General characteristics
- Type: Minesweeper
- Displacement: 225 t (221 long tons) standard; 235 t (231 long tons) full load;
- Length: 37.5 m (123 ft 0 in)
- Beam: 7.75 m (25 ft 5 in)
- Draft: 1.93 m (6 ft 4 in)
- Depth: 3.7 m (12 ft 2 in)
- Propulsion: 2 × Mitsubishi YV10ZC15 / 201 diesel electric engines; 2 × shafts;
- Speed: 13.5 kn (25.0 km/h; 15.5 mph)
- Complement: 33
- Sensors & processing systems: AN/SPS-10; UQS-1D sonar;
- Armament: 1 × single Oerlikon 20mm gun

= JDS Yashiro =

Minesweeper of the JMSDF

JDS Yashiro (MSC-603) was the only ship of its type of minesweeper of Japan Maritime Self-Defense Force (JMSDF).

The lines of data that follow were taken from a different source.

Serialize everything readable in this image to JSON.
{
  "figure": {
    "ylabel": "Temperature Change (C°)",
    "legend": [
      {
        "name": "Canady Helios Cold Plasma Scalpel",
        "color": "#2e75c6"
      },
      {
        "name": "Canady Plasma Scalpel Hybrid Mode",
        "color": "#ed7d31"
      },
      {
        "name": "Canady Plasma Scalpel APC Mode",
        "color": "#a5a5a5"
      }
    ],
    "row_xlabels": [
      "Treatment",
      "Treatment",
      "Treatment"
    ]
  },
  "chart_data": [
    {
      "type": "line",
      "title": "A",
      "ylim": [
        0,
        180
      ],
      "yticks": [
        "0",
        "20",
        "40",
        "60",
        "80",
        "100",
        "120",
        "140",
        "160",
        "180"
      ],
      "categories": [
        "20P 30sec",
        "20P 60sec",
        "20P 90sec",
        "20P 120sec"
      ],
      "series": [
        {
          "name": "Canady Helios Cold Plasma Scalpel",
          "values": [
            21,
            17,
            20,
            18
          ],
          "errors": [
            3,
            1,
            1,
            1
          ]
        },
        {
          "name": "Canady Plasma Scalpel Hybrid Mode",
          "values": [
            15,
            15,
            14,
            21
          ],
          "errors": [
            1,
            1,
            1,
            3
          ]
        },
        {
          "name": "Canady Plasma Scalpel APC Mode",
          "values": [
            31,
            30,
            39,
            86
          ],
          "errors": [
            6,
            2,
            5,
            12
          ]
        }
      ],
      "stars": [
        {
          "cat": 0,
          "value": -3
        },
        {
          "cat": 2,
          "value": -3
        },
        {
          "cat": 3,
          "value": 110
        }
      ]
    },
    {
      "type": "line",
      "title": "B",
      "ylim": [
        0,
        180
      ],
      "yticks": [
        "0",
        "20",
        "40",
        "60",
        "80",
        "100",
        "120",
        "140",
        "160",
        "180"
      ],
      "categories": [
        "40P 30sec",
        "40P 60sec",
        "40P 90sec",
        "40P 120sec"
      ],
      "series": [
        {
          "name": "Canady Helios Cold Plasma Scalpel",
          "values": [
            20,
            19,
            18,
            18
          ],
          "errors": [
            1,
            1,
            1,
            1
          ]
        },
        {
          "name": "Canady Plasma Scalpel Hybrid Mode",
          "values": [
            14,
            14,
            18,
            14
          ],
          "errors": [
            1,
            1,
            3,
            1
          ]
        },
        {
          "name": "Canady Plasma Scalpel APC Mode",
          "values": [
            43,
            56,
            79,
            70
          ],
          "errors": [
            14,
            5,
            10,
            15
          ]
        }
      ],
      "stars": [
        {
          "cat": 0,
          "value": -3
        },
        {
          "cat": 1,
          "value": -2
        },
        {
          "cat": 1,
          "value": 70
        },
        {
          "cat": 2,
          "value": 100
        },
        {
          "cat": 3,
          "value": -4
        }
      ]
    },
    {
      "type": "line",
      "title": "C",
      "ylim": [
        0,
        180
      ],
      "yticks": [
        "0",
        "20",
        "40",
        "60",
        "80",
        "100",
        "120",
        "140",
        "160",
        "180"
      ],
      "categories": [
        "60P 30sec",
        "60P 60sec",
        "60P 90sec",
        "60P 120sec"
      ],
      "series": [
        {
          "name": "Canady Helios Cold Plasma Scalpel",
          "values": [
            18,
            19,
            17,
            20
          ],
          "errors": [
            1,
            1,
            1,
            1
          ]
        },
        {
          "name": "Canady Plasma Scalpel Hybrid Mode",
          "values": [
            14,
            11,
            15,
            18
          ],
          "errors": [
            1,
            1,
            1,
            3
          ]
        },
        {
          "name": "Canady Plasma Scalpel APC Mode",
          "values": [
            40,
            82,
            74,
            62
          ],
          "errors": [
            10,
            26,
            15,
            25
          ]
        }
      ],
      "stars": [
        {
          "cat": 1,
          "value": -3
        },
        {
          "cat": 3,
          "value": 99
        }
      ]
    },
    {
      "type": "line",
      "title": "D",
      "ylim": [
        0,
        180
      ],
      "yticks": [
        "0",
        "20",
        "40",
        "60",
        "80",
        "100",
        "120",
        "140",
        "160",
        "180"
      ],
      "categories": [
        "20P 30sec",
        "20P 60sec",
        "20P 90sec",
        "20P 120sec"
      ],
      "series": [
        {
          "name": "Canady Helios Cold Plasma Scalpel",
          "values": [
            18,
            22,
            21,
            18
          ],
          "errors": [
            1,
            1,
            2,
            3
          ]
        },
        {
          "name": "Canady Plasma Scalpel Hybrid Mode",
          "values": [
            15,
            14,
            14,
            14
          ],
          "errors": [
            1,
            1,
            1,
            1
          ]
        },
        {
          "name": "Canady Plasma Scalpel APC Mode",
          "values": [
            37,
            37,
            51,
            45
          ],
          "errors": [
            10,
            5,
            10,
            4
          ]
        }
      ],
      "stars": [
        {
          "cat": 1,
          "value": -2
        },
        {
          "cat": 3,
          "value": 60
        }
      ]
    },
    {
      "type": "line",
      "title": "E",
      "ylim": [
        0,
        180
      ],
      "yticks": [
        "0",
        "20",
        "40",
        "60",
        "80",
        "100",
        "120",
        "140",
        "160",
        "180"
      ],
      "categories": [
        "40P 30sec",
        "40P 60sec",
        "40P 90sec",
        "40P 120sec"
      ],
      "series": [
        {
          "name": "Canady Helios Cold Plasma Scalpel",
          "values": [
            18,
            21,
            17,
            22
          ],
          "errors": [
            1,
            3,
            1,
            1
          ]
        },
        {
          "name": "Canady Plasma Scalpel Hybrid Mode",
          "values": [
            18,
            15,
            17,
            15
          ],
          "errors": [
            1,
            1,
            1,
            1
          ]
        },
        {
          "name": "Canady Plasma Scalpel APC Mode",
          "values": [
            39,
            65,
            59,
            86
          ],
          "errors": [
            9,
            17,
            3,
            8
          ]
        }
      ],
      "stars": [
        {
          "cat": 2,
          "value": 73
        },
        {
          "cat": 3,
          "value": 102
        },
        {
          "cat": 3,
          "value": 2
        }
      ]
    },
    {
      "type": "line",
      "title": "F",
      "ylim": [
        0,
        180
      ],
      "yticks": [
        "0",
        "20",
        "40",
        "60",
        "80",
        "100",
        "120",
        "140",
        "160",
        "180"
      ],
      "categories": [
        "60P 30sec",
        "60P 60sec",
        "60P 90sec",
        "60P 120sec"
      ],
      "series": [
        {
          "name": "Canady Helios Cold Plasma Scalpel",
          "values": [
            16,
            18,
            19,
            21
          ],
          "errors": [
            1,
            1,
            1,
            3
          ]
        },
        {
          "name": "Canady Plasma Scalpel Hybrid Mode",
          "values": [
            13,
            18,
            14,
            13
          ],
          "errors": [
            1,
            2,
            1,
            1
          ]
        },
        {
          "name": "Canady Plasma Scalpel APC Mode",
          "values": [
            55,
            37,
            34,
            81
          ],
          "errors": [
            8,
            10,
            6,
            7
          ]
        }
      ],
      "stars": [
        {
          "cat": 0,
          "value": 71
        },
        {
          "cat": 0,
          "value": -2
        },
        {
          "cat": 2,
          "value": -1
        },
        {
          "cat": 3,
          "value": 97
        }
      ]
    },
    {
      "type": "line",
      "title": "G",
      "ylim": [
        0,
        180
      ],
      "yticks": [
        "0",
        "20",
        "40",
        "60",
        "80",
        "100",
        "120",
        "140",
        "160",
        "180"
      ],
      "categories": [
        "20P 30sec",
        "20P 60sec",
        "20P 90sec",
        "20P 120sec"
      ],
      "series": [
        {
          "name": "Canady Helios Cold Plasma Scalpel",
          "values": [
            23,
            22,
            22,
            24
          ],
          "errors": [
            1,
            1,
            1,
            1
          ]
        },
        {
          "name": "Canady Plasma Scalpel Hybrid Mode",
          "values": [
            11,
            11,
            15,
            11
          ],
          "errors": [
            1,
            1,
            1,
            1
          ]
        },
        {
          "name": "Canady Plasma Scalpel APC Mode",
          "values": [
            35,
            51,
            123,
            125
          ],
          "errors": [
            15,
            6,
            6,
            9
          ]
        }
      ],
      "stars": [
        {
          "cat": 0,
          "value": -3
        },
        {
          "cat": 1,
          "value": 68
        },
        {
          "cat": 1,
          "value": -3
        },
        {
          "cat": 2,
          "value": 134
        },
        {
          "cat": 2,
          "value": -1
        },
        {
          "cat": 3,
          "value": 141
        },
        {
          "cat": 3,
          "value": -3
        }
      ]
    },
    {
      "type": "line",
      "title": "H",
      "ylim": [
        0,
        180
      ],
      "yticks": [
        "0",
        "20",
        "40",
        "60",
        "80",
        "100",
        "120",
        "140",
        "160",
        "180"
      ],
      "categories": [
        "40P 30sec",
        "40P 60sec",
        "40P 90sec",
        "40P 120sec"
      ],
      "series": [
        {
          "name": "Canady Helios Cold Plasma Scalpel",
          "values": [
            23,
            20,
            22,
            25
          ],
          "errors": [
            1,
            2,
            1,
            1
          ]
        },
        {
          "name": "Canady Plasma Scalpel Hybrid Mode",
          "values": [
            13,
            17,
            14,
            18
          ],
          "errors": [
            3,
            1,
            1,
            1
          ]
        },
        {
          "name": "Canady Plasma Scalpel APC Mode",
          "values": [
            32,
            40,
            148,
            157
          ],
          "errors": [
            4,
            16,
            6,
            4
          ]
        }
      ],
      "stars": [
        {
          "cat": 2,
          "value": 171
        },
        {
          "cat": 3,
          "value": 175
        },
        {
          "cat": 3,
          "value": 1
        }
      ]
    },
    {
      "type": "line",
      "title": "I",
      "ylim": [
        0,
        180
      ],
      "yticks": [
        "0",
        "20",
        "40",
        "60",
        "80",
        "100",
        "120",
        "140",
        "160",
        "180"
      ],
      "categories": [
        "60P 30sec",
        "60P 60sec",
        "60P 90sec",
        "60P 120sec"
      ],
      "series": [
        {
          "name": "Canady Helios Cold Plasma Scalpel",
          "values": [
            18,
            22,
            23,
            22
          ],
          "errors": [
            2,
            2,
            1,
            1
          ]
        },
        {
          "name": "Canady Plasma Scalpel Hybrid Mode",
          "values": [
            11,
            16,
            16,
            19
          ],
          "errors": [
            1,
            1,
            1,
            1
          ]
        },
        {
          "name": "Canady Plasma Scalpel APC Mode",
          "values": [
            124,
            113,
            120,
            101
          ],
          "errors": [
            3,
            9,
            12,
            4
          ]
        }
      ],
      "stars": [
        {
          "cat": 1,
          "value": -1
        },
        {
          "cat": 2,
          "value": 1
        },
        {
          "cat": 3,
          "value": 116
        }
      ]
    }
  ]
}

== Construction and career ==
Yashiro was laid down on 22 June 1955 and launched on 26 March 1956 by Nippon Kokan Keihin Shipyard. She was commissioned on 10 July 1956 and on September 1, the same year, the 31st Mine Warfare Group was newly formed in Kure District Force, and she was incorporated with JDS Atada and JDS Itsuki.

On 16 March 1957, the 31st Mine Warfare Group was reorganized under the 1st Mine Warfare Force.

On 15 March 1969, the 31st Mine Warfare Group was reorganized into the Kure District Force.

On 2 March 1970, the 31st Mine Warfare Group was reorganized into the Hanshin Base Corps under the Kure District Force.

On 31 March 1972, she was changed to an auxiliary ship, her registration number was changed to YAS-58, and she was transferred to the Kure District Force.

She was decommissioned on March 18, 1981.